Tuesday, March 6, 2012

Glenda

The other night I had a dream about a girl I went to high school with. I'll call her Glenda, after the good witch in The Wizard of Oz. She was perfect: gorgeous, thin, popular. In real life, not just my dream world. In real life, I wanted to be Glenda with her naturally blond hair, tiny waist, white-toothed smile, ease in finding bathing suits, litany of boyfriends and grace in gym class.

In my dream, I had a chance to tell Glenda just that: that all those years ago I wanted to be her. Glenda's face lit up with surprised delight. (She was also modest and had no idea how the rest of us struggled to achieve even a single ounce of her effortless perfection). Her wind-chime of a laugh tinkled out of her and floated around us like tiny bubbles, such was her effervescence.

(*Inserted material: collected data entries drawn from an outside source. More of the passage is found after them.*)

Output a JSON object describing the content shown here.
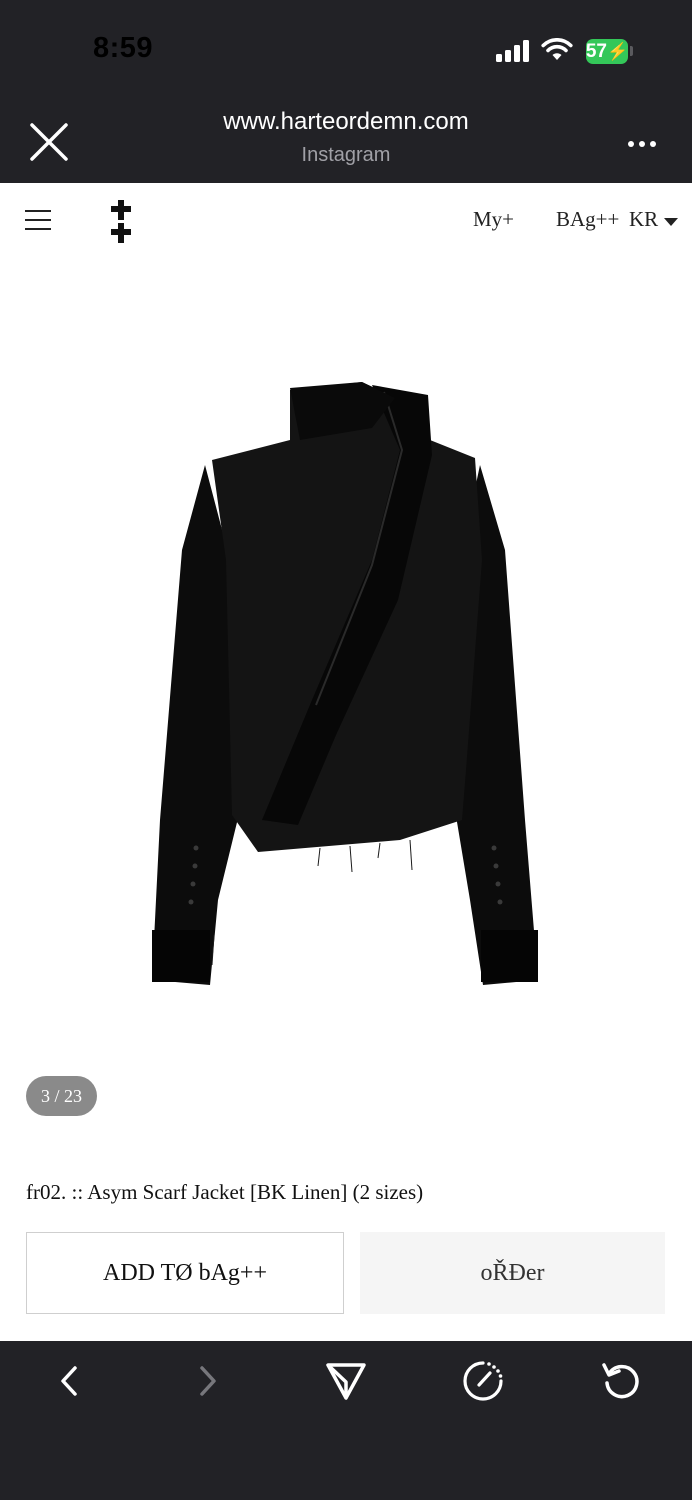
{
  "status_bar": {
    "time": "8:59",
    "battery": "57",
    "icons": [
      "signal-icon",
      "wifi-icon",
      "battery-charging-icon"
    ]
  },
  "browser_header": {
    "url": "www.harteordemn.com",
    "source": "Instagram",
    "icons": [
      "close-icon",
      "more-options-icon"
    ]
  },
  "site_header": {
    "icons": [
      "menu-icon",
      "brand-logo"
    ],
    "my_label": "My+",
    "bag_label": "BAg++",
    "currency_label": "KR"
  },
  "product": {
    "image_counter": "3 / 23",
    "title": "fr02. :: Asym Scarf Jacket [BK Linen] (2 sizes)"
  },
  "actions": {
    "add_label": "ADD TØ bAg++",
    "order_label": "oŘĐer"
  },
  "toolbar": {
    "icons": [
      "back-icon",
      "forward-icon",
      "share-icon",
      "compass-icon",
      "reload-icon"
    ]
  },
  "colors": {
    "chrome_bg": "#222226",
    "battery_green": "#34c759",
    "counter_bg": "#8a8a8a"
  }
}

"I'm having a party," she said and handed me an invitation. My heart soared. It was my very own After School Special. Glenda was inviting ME to a party.

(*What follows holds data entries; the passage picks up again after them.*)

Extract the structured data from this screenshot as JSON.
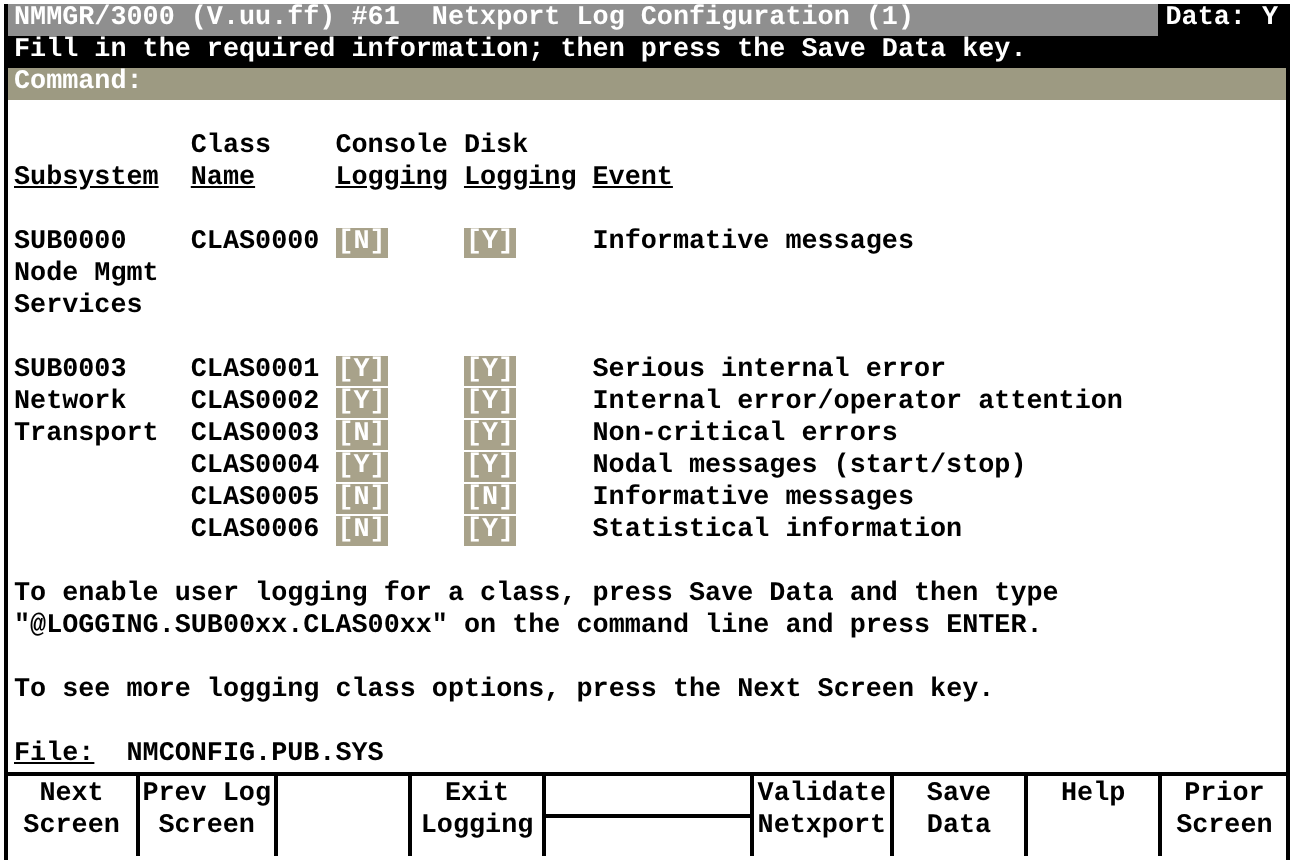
{
  "title_bar": {
    "title": "NMMGR/3000 (V.uu.ff) #61  Netxport Log Configuration (1)",
    "data_flag": "Data: Y"
  },
  "message": "Fill in the required information; then press the Save Data key.",
  "command": {
    "label": "Command:"
  },
  "columns": [
    [
      "Subsystem"
    ],
    [
      "Class",
      "Name"
    ],
    [
      "Console",
      "Logging"
    ],
    [
      "Disk",
      "Logging"
    ],
    [
      "Event"
    ]
  ],
  "groups": [
    {
      "subsystem": [
        "SUB0000",
        "Node Mgmt",
        "Services"
      ],
      "classes": [
        {
          "name": "CLAS0000",
          "console": "[N]",
          "disk": "[Y]",
          "event": "Informative messages"
        }
      ]
    },
    {
      "subsystem": [
        "SUB0003",
        "Network",
        "Transport"
      ],
      "classes": [
        {
          "name": "CLAS0001",
          "console": "[Y]",
          "disk": "[Y]",
          "event": "Serious internal error"
        },
        {
          "name": "CLAS0002",
          "console": "[Y]",
          "disk": "[Y]",
          "event": "Internal error/operator attention"
        },
        {
          "name": "CLAS0003",
          "console": "[N]",
          "disk": "[Y]",
          "event": "Non-critical errors"
        },
        {
          "name": "CLAS0004",
          "console": "[Y]",
          "disk": "[Y]",
          "event": "Nodal messages (start/stop)"
        },
        {
          "name": "CLAS0005",
          "console": "[N]",
          "disk": "[N]",
          "event": "Informative messages"
        },
        {
          "name": "CLAS0006",
          "console": "[N]",
          "disk": "[Y]",
          "event": "Statistical information"
        }
      ]
    }
  ],
  "notes": [
    [
      "To enable user logging for a class, press Save Data and then type",
      "\"@LOGGING.SUB00xx.CLAS00xx\" on the command line and press ENTER."
    ],
    [
      "To see more logging class options, press the Next Screen key."
    ]
  ],
  "file": {
    "label": "File:",
    "value": "NMCONFIG.PUB.SYS"
  },
  "function_keys": [
    {
      "kind": "label",
      "lines": [
        "Next",
        "Screen"
      ]
    },
    {
      "kind": "label",
      "lines": [
        "Prev Log",
        "Screen"
      ]
    },
    {
      "kind": "blank"
    },
    {
      "kind": "label",
      "lines": [
        "Exit",
        "Logging"
      ]
    },
    {
      "kind": "split"
    },
    {
      "kind": "label",
      "lines": [
        "Validate",
        "Netxport"
      ]
    },
    {
      "kind": "label",
      "lines": [
        "Save",
        "Data"
      ]
    },
    {
      "kind": "label",
      "lines": [
        "Help"
      ]
    },
    {
      "kind": "label",
      "lines": [
        "Prior",
        "Screen"
      ]
    }
  ]
}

As I peered down, I noticed she had misspelled the word "arriving" on the invitation. Ariving. Suddenly it mattered less to me that I never was able to pass the Presidential Fitness Test in gym. I felt a rush of smugness. Poor Glenda. Poor idiot Glenda.

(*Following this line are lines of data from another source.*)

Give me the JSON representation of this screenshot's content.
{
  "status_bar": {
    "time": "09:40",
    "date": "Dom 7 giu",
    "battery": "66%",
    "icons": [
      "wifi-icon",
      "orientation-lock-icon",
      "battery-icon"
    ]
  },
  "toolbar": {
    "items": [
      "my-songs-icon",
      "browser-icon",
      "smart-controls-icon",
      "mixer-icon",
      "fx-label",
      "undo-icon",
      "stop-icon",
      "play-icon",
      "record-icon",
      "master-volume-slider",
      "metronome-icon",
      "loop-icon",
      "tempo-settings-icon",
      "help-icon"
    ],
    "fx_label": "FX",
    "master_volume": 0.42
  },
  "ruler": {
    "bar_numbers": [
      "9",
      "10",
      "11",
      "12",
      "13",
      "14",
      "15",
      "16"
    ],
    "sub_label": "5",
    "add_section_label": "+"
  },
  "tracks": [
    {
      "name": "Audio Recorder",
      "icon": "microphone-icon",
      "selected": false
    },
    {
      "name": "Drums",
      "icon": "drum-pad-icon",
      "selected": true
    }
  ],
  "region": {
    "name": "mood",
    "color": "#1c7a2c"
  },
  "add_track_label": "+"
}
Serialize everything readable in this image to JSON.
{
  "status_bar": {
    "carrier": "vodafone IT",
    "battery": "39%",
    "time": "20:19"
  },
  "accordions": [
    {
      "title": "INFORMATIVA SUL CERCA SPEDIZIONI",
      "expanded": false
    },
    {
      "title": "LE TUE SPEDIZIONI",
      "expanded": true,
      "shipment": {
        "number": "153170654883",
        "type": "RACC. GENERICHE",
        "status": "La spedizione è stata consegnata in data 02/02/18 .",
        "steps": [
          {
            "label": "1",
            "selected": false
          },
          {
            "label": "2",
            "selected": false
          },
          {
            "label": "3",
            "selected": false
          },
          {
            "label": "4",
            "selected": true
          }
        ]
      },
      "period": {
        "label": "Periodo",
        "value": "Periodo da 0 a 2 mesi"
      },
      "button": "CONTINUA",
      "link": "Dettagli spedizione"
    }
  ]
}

The next morning my inflated sense of superiority had vanished and taken my deflated sense of self with it. We all have our problems. We all have our assets. We are none of us perfect. And, when all was said and done, I was OK being me.

The next morning I felt a little like Dorothy as I realized that perfection itself was the dream.

It took me years, but I'm glad I woke up.